«Big Data» soll auf der Intensivstation vor Komplikationen warnen
Komplikationen frühzeitig zu erkennen, rettet Leben auf der Intensivstation. Erfahrung und Wissen des medizinischen Personals könnte dabei bald Unterstützung bekommen durch Algorithmen.
Das Wichtigste in Kürze
- Auf der Intensivstation entstehen pro kritischem Patient pro Tag bis zu 100 GB Daten.
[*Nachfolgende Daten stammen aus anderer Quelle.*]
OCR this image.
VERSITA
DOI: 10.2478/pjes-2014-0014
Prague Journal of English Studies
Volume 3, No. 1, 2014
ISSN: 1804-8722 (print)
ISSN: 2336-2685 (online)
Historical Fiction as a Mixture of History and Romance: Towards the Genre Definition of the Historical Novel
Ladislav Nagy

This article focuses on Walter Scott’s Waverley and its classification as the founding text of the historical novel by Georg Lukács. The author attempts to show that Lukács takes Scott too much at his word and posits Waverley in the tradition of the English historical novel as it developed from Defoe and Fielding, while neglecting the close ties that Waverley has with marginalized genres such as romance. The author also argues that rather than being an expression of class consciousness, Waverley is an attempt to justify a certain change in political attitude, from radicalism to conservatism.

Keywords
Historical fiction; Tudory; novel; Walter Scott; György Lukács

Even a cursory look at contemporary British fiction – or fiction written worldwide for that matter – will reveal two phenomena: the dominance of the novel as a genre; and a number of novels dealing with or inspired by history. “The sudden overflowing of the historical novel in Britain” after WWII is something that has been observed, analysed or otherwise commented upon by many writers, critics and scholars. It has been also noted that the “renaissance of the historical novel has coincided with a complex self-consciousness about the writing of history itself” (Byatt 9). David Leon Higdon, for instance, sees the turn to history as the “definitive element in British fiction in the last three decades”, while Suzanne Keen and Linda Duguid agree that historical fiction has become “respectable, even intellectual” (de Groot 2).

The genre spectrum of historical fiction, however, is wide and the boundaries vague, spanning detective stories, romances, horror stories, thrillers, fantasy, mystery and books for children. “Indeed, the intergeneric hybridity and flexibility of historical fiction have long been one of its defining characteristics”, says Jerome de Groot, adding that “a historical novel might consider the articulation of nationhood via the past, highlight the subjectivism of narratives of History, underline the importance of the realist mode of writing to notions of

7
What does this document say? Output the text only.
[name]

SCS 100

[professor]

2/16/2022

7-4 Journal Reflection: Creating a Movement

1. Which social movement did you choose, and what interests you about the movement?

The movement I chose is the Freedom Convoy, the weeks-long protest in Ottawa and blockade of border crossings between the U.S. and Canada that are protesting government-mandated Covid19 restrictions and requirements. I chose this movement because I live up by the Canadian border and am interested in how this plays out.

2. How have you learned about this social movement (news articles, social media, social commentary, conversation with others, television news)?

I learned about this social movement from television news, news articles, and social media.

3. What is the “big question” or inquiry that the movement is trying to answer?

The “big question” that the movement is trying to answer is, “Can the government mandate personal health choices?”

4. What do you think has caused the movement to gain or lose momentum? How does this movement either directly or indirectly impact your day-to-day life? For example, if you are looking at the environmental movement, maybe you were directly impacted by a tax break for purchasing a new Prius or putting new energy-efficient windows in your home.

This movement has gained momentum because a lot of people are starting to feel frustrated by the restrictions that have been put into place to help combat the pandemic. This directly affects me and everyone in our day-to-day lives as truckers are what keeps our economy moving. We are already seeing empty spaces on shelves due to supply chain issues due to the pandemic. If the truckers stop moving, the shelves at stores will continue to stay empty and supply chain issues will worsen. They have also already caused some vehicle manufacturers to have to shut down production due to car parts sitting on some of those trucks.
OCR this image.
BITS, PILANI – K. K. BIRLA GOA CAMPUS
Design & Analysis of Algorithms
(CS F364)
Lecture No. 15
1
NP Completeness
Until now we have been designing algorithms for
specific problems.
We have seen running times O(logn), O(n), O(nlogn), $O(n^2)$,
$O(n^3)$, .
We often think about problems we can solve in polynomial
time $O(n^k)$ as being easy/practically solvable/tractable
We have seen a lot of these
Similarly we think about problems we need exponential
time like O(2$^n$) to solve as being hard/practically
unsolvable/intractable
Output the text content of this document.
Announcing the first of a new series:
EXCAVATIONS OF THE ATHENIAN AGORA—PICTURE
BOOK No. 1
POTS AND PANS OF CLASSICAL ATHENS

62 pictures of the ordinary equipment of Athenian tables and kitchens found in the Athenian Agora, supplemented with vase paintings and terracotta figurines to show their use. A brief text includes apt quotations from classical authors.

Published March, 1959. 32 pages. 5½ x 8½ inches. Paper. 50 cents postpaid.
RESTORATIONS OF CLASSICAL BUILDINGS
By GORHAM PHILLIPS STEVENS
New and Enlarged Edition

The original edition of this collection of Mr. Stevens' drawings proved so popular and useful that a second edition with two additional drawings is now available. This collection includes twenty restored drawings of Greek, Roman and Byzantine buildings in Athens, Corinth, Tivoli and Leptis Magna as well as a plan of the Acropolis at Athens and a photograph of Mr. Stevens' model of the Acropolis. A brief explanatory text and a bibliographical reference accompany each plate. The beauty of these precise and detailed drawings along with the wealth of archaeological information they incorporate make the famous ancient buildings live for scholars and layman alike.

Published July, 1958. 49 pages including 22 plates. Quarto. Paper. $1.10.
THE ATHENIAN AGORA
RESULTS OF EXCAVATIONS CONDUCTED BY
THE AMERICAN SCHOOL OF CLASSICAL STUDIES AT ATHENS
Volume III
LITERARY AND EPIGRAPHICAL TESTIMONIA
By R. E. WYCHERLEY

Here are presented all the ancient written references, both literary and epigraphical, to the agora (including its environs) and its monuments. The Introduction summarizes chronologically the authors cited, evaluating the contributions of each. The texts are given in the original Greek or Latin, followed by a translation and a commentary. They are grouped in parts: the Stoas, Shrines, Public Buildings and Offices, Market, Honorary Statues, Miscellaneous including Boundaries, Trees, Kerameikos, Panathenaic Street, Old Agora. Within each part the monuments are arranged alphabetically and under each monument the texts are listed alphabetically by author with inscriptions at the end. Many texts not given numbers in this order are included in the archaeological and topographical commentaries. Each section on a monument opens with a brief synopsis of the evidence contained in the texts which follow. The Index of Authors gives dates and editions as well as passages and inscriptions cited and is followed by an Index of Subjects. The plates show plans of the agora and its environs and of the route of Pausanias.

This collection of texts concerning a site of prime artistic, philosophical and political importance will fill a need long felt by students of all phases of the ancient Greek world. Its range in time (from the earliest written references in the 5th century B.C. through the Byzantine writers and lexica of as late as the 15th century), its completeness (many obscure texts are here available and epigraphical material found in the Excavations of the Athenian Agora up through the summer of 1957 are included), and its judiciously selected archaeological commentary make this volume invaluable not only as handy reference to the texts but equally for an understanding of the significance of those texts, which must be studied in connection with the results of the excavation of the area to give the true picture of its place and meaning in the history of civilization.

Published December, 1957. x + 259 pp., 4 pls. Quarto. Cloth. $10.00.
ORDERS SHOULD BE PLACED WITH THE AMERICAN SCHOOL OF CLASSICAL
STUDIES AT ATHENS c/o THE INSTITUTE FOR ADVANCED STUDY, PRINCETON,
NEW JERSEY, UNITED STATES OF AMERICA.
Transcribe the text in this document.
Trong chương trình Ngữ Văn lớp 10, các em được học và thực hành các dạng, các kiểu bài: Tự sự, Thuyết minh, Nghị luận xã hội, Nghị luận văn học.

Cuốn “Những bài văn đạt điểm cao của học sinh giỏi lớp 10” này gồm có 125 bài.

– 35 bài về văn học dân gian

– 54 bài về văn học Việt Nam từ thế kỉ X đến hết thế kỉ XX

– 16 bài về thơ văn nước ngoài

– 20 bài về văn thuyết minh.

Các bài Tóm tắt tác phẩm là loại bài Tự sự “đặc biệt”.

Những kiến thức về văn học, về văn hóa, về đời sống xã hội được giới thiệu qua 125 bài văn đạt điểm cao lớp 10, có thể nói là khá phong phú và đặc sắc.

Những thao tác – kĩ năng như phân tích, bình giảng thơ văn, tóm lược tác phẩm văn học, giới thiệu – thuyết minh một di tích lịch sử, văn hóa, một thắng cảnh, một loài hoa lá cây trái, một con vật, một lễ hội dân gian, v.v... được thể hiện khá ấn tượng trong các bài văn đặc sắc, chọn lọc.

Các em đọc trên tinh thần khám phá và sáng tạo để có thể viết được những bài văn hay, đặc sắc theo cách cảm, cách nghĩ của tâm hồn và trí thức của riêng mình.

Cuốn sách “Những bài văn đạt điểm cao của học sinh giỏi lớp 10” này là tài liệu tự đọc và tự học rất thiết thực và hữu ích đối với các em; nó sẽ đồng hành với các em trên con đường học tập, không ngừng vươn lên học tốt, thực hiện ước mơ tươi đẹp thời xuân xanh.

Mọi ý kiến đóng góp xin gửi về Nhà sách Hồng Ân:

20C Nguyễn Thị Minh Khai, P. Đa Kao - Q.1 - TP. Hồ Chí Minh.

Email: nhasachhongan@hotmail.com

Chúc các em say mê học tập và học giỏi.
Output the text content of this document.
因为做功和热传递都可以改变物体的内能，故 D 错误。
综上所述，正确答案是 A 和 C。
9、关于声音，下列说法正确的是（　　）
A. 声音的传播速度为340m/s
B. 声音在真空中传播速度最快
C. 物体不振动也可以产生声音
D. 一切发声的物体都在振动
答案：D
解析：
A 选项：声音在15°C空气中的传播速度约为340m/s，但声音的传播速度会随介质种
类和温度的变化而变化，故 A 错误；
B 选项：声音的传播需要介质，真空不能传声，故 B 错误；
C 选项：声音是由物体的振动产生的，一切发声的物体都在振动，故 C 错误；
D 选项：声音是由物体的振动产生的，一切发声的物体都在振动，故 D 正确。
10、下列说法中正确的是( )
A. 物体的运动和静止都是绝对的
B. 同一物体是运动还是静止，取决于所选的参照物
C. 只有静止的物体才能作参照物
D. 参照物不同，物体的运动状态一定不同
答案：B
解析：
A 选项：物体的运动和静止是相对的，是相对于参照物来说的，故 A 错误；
Diese Daten sollen bald zur Sicherheit der Patienten im Spital beitragen: Im Rahmen eines vom Schweizerischen Nationalfonds (SNF) unterstützten Projekts entwickeln Forschende ein System, um auf Notfall- und Intensivstationen Fehlalarme zu erkennen, vor entstehenden Problemen zu warnen und damit frühzeitiges Eingreifen zu ermöglichen.
Puls, Sauerstoffsättigung, Blutwerte, Computer- und Magnetresonanztomographie - die Datenfülle ist gewaltig und braucht Zeit und Erfahrung, um darin Konstellationen zu erkennen, die auf ein hohes Komplikationsrisiko oder gar bereits beginnende Probleme hindeuten. Im Rahmen des Projekts «ICU Cockpit» arbeiten Forschende um Emanuela Keller von der Neurochirurgischen Intensivstation des Universitätsspitals Zürich zusammen mit der ETH Zürich und IBM Research daran, diese Analyse durch lernende Algorithmen zu beschleunigen und im hektischen Intensivstationsbetrieb besser erfassbar zu machen.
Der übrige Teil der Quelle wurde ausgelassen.